Demona was finding the going maddening as well. There was nothing to climb. If she could just get airborne, she could end this silly game quickly.

Then another projectile landed in front of her, and survived the first bounce before it exploded chest-high and ripped a hole in her stomach. She cried out and fell.

Macbeth grabbed at his own chest as he crawled out of the bunker, rolled over onto his back, and closed his eyes.

"Hah!" Killagan crowed. "That'll do!"

He marched forward, pulling his bag with one hand behind him. His kilt flapped in the breeze. He got to Demona's prone form and stared at her quizzically. "What manner of beastie are you?" he wondered aloud, prodding her with the head of his driver.

Demona grabbed the head and looked up, red eyes blazing. "The kind that does not like Scotsmen!" she hissed as her chest muscles knit themselves together painfully.

Duff looked at her eyes and the blood on the fairway. Then he shrieked like a little girl. He turned and saw Macbeth staggering to his feet. "The dead, they're walking the earth!" Killagan cried out before abandoning the family heirloom and running back to his castle as fast as his short legs could carry him.

Barracading himself in his bedroom, Duff panted heavily before he ran to his computer and logged into a particularly hated website. "Yes, hello," he said as he typed. "Ah realize we don't always see eye to eye, but perhaps you could get me off mah island before ZOMBIES EAT MAH BRAINS!"

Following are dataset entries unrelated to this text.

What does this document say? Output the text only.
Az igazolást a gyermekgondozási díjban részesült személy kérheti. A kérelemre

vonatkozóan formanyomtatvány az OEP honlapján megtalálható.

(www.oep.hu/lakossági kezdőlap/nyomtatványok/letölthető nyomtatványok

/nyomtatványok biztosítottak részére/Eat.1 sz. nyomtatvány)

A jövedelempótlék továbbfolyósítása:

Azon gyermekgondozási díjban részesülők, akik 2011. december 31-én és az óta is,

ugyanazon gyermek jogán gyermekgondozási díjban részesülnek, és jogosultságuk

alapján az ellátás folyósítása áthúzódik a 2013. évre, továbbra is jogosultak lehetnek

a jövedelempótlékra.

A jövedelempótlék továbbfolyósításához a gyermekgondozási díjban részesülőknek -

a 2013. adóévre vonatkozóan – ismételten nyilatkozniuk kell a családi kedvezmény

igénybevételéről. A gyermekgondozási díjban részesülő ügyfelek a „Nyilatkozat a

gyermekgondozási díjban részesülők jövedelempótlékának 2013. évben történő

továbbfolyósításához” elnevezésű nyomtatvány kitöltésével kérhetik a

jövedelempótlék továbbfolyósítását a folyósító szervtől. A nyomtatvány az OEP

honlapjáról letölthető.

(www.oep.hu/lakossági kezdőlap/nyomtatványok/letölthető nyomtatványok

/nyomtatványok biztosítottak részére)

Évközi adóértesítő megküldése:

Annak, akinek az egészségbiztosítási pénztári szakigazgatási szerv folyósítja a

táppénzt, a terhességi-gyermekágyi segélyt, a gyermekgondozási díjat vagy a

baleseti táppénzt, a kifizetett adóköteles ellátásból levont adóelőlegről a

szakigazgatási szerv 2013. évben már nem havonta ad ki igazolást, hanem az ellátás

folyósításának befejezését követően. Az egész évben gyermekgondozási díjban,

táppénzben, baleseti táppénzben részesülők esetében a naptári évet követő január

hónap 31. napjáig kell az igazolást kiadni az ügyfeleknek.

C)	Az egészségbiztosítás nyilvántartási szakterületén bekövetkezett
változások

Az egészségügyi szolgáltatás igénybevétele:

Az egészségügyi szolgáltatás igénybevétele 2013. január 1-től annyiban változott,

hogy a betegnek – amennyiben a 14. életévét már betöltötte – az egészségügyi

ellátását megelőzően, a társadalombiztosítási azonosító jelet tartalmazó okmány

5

"I just got a weird hit on the site," Wade said. "Duff Killagan wants you to save him from being consumed by the living dead."

"Great, there goes Movie Night," Kim Possible sighed.

The End.

Author's Note - During the 2006 Gathering, I attended a spoof of the Food Network series Iron Chef, titled the "Iron Writer Challenge". Attendees were given a "secret ingredient" and one hour to write a story involving said ingredient. We were given Macbeth. And I thought, "Well, I do a lot of Kim Possible these days, and Duff IS Scottish, just like them, so . . ."

The rest unfolded very quickly.

This story takes liberties with Gargoyles, not only with Demona and Macbeth's destination, but also with their healing powers. I've always assumed the spell gave them rapid healing. If you assume otherwise, sorry, I only had an hour, you know.